| viernes, 01 de julio de 2011 h |

Marta Ciércoles es periodista del diario ‘Avui’

Hace un mes, cuando el presidente de la Conferencia Episcopal Española, el cardenal de Madrid, Antonio María Rouco Varela, hizo una valoración que podía interpretase como positiva del anteproyecto de la llamada ley de muerte digna, la primera impresión fue que algo no encajaba. Rouco aseguró públicamente que no creía que la futura norma abriese la puerta a la eutanasia, aunque admitió que era una conclusión a la que había llegado a partir de los informes de sus colaboradores, ya que reconoció que no había leído personalmente el texto. Algunos respiraron aliviados, aunque por poco tiempo.

Un mes después, la Conferencia Episcopal ha hecho pública una declaración contraria a la ley con los argumentos que, en realidad, eran de esperar desde el principio. Donde dije digo, digo Diego y ya tenemos otra llamada a la desobediencia. Evidentemente, la Conferencia Episcopal cumple su papel, pero mientras algunas de las razones que esgrimen para oponerse a la norma pueden ser discutibles en una sociedad democrática, existen otras, especialmente las referidas a la necesidad de encontrar “el sentido oculto del dolor y la muerte”, que deberían reservarse para los sermones desde el púlpito.

Desde luego que se puede debatir sobre la mejor manera de garantizar que la aprobación de una ley de estas características no permita los excesos ni las prácticas abusivas. También se puede hablar sobre el derecho a la objeción de conciencia de los profesionales. Pero a estas alturas está fuera de lugar cuestionar a quién pertenecen nuestras vidas. Algunos católicos creen que el único propietario es Dios, pero la mayoría de ciudadanos, también muchos católicos, pensamos y sentimos que nuestra vida es eso, nuestra. Y ya que en vida no siempre podemos decidir cómo vivirla, al menos, que nos dejen decidir cómo acabarla.

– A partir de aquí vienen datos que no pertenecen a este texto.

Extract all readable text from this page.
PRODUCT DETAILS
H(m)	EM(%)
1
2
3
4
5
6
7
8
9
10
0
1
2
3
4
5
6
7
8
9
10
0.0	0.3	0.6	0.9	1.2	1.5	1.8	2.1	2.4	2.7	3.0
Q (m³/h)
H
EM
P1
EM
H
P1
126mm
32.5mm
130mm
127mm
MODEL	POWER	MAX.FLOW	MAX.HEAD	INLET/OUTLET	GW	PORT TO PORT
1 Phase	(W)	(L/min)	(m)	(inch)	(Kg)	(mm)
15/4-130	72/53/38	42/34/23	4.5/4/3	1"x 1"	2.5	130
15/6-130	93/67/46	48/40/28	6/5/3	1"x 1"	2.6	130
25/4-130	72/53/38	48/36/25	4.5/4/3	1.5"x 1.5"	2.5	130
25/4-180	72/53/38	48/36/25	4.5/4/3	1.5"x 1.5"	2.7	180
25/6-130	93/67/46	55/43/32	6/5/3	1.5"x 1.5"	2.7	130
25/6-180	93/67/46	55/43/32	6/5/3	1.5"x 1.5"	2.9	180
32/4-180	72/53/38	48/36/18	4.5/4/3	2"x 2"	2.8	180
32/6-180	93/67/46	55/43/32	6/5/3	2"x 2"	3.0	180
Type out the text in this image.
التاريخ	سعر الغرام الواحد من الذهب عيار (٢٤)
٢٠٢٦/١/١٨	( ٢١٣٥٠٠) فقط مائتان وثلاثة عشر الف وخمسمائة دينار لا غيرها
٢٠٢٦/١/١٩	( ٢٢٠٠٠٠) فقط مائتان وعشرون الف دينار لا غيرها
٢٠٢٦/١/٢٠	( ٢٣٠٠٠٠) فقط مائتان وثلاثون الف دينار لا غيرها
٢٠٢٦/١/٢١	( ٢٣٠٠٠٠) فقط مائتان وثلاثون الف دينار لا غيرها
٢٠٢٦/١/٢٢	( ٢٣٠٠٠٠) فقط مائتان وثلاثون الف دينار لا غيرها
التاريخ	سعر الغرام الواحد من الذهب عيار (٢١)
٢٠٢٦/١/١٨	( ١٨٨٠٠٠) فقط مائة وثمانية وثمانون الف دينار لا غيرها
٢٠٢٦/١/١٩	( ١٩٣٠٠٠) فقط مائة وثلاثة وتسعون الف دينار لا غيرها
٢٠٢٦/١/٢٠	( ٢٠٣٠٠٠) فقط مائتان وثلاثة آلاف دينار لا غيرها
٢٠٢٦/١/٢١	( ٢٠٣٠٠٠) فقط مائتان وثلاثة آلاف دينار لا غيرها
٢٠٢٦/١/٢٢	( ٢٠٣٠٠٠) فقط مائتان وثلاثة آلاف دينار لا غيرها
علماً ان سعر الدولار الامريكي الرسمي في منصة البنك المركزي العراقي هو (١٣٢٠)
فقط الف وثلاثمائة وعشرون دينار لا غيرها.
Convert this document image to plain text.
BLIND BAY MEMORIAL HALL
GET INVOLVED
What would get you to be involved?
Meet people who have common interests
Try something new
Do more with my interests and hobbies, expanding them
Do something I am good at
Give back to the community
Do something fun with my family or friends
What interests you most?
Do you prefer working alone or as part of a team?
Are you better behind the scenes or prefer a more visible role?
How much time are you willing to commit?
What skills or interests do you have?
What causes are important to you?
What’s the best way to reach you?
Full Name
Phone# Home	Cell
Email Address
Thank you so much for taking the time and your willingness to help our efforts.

Y créanme, la mayoría de los ciudadanos, señores de la Conferencia Episcopal, no queremos ser mártires y queremos marcharnos de este mundo sin padecer más dolor y, sobre todo, sin causárselo a nuestros seres queridos. Si tanto valoran el sufrimiento como experiencia vital, ¿qué sentido tiene para ustedes la medicina, algo tan antinatural como el intento humano de sanar el cuerpo para evitar la muerte y el dolor? Quizá haya quien vislumbre demagogia en el planteamiento, pero ésta es la pregunta que me hago cada vez que la Iglesia (en realidad, una parte de ella) vuelve a oponerse a que los ciudadanos podamos decidir sobre algo tan íntimo como nuestra muerte

La supuesta legalización encubierta de la eutanasia a la que apunta a Conferencia Episcopal pone en duda, además, la ética y el compromiso de los profesionales sanitarios. Ellos más que nadie saben distinguir cuándo la medicina no puede ofrecer nada más que la prolongación del dolor. Si ya no confiamos en su buen hacer, no nos queda más que recurrir al Espíritu Santo. Médicos y enfermeras llevan años intentando mitigar el sufrimiento y regalando muertes dignas. Los familiares lo saben y, por mucho que les pese a los miembros de la Conferencia Episcopal, lo agradecen de corazón.